Speaking of whiskey, the following track “Whiskey Watered Down” essentially highlights what I just wrote. “Most songs just feel like whiskey watered down.” Damn straight, young lady. The track itself is a bit fuller and less stripped down than other songs on the album, but the country bar feel is so powerful I can almost smell the smoke and hear the pool tables.

“Hard Headed, Hard Hearted” seems like the title of a Willie Nelson track. Instead, it starts with a gently-pressed piano part and a beautiful duet. It’s really a song about poverty of spirit. The emotional evocation of the music is very nostalgic and the lyrics are actually about dysfunction. “Even when we mean well… can’t get to where we’re going to.” Ultimately a tragedy, it’s another well written track.

“I pour out my heart like a bottle of wine hoping I’d feel something more – it’s just a waste of time…” A real broken hearted lament, “Last Call” is a beautifully sorrowful track. It’s as if Spence shows us that the kind of late night “just been dumped” feeling of most blues songs is not exclusive to men. Using a creative double meaning about the “last call” for drinking and the “last call” as a warning to a ne’er do well man, it’s clever and well done.

The hardest driving song on the album is also the funniest title, “Kissing ain’t the same as talking.” The first line states that “my body is the only thing he got to know.” It’s about a guy treating her poorly and her very visceral reaction to it. The track is pretty standard “Nashville commercial country” sound, but the lyrics are an important reminder about the importance of consent.

Kicking it a little more old school, including a honky tonk piano and a banjo, “Seeing Other People” is a fantastic tune. I’d honestly love to hear a full album of this kind of music from Spence. Her Sara Watkins vocal quality really stands out on this one. She’s advocating for seeing other people, “I need another lovin’ man.” It’s a little bit New Orleans (especially with the beat and the muted trumpet). Frenchman Street – here’s your girl.

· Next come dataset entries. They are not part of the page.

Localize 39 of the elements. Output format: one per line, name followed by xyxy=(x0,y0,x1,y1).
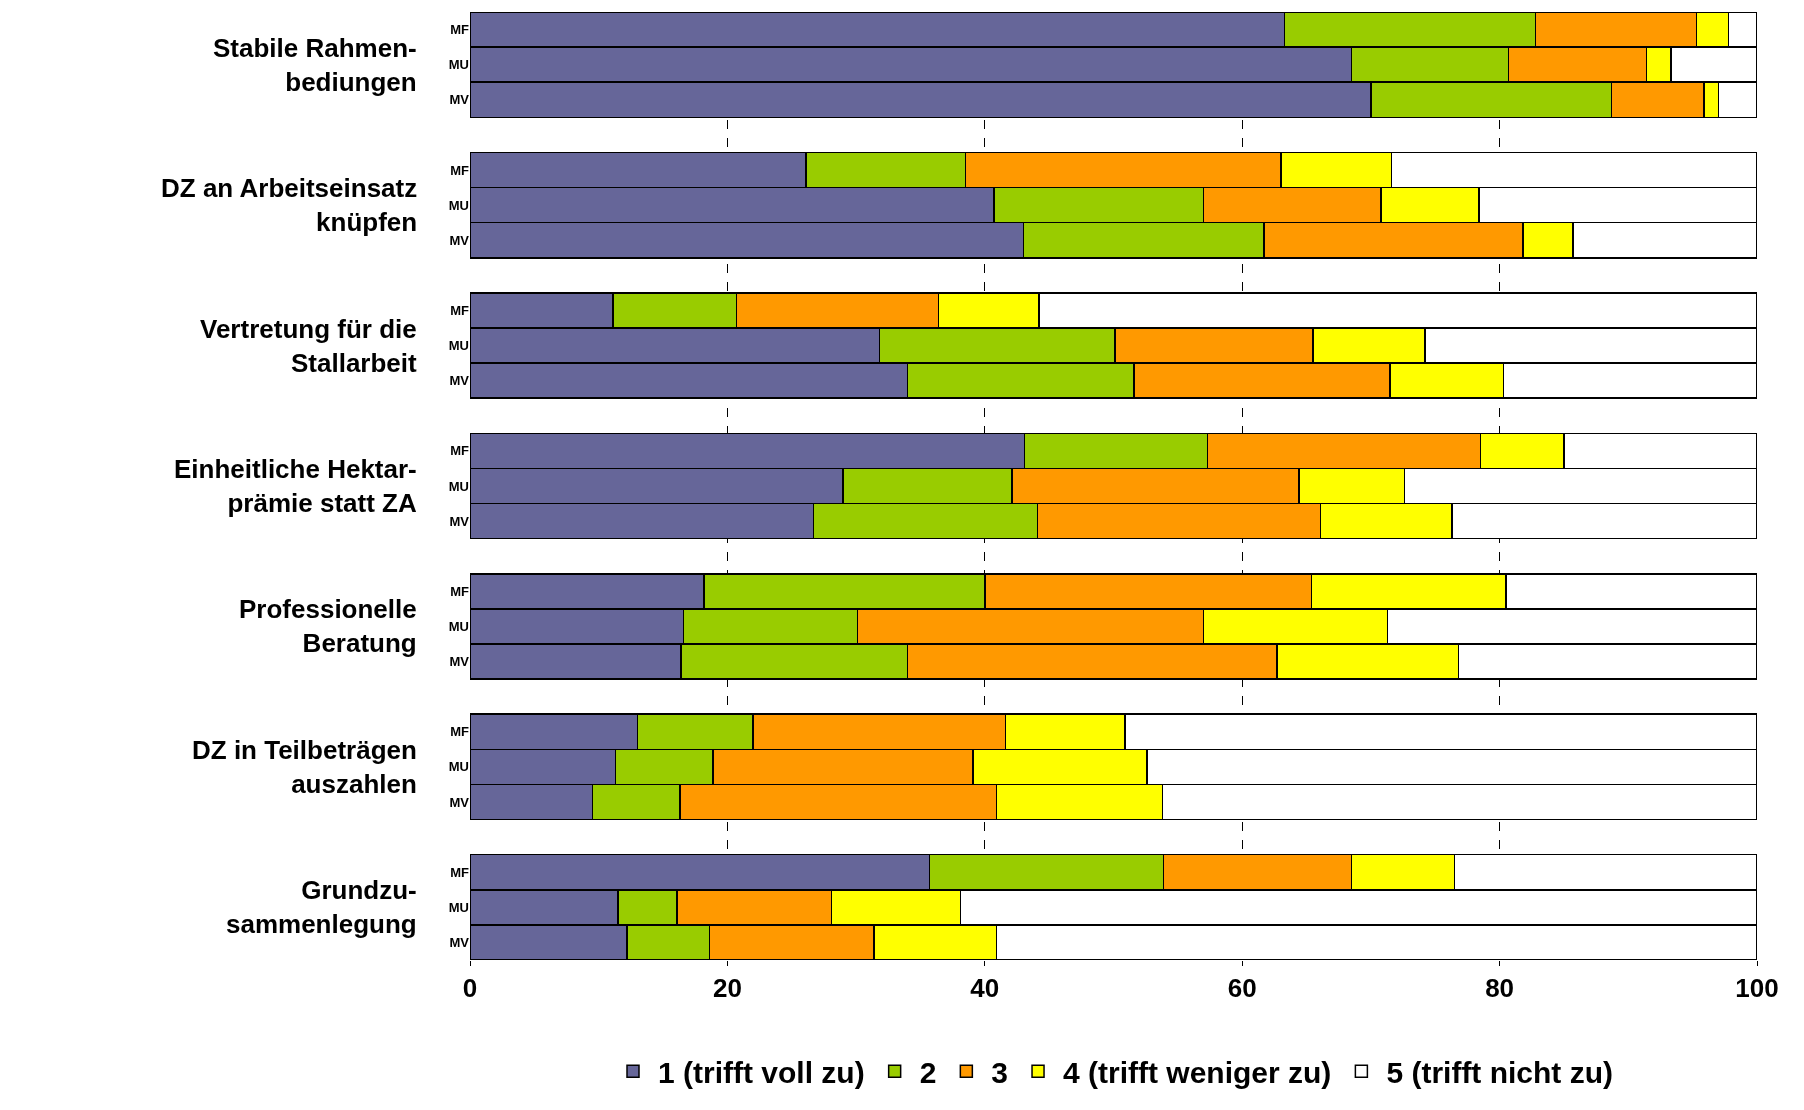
text: Einheitliche Hektar- prämie statt ZA xyxy=(174,454,417,518)
y-tick-label: MU xyxy=(448,57,469,73)
x-tick-label: 80 xyxy=(1485,973,1515,1004)
y-tick-label: MF xyxy=(450,864,470,880)
y-tick-label: MF xyxy=(450,724,470,740)
x-tick-label: 20 xyxy=(712,973,742,1004)
text: Professionelle Beratung xyxy=(239,594,417,658)
y-tick-label: MV xyxy=(449,794,470,810)
y-tick-label: MF xyxy=(450,583,470,599)
y-tick-label: MU xyxy=(448,759,469,775)
text: Stabile Rahmen- bediungen xyxy=(213,33,417,97)
x-tick-label: 100 xyxy=(1735,973,1779,1004)
x-tick-label: 0 xyxy=(462,973,478,1004)
y-tick-label: MU xyxy=(448,618,469,634)
text: DZ in Teilbeträgen auszahlen xyxy=(192,735,417,799)
y-tick-label: MF xyxy=(450,162,470,178)
text: Grundzu- sammenlegung xyxy=(226,875,417,939)
x-tick-label: 40 xyxy=(970,973,1000,1004)
y-tick-label: MF xyxy=(450,22,470,38)
y-tick-label: MV xyxy=(449,513,470,529)
legend-label: 5 (trifft nicht zu) xyxy=(1386,1056,1614,1090)
y-tick-label: MV xyxy=(449,232,470,248)
y-tick-label: MU xyxy=(448,478,469,494)
legend-label: 1 (trifft voll zu) xyxy=(658,1056,865,1090)
y-tick-label: MV xyxy=(449,654,470,670)
y-tick-label: MU xyxy=(448,338,469,354)
y-tick-label: MU xyxy=(448,197,469,213)
y-tick-label: MV xyxy=(449,934,470,950)
y-tick-label: MV xyxy=(449,373,470,389)
text: DZ an Arbeitseinsatz knüpfen xyxy=(161,173,418,237)
legend-label: 2 xyxy=(919,1056,937,1090)
y-tick-label: MF xyxy=(450,443,470,459)
y-tick-label: MU xyxy=(448,899,469,915)
legend-label: 3 xyxy=(991,1056,1009,1090)
y-tick-label: MV xyxy=(449,92,470,108)
legend-label: 4 (trifft weniger zu) xyxy=(1063,1056,1332,1090)
x-tick-label: 60 xyxy=(1227,973,1257,1004)
y-tick-label: MF xyxy=(450,302,470,318)
text: Vertretung für die Stallarbeit xyxy=(200,314,418,378)
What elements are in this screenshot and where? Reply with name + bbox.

The final track “Bless Your Heart” is, of course, the quintessential southern girl’s compliment/insult/comment/prayer. In this case, Spence seems to be expressing it to an ex, half wishing him luck and half telling him not to let the door hit him in the hind end. The song’s musical simplicity, emphasizing a piano and guitar, leaves enough room to let Spence’s vocals soar. It’s a beautiful ending to a delightful album.

All told, I recommend this to fans of today’s commercial country music that just want a little something more authentic. There’s no crazy arena or festival songs here; it’s just genuine songs from the heart of someone who seems to be figuring out life. A few of the tracks are real sweet, timeless country songs. A few others are deeper than they seem at first blush, with layers of images and melodies that harken back to a bygone era of music. All told, I’m a fan of Caroline Spence and excited for our readers to enjoy this album.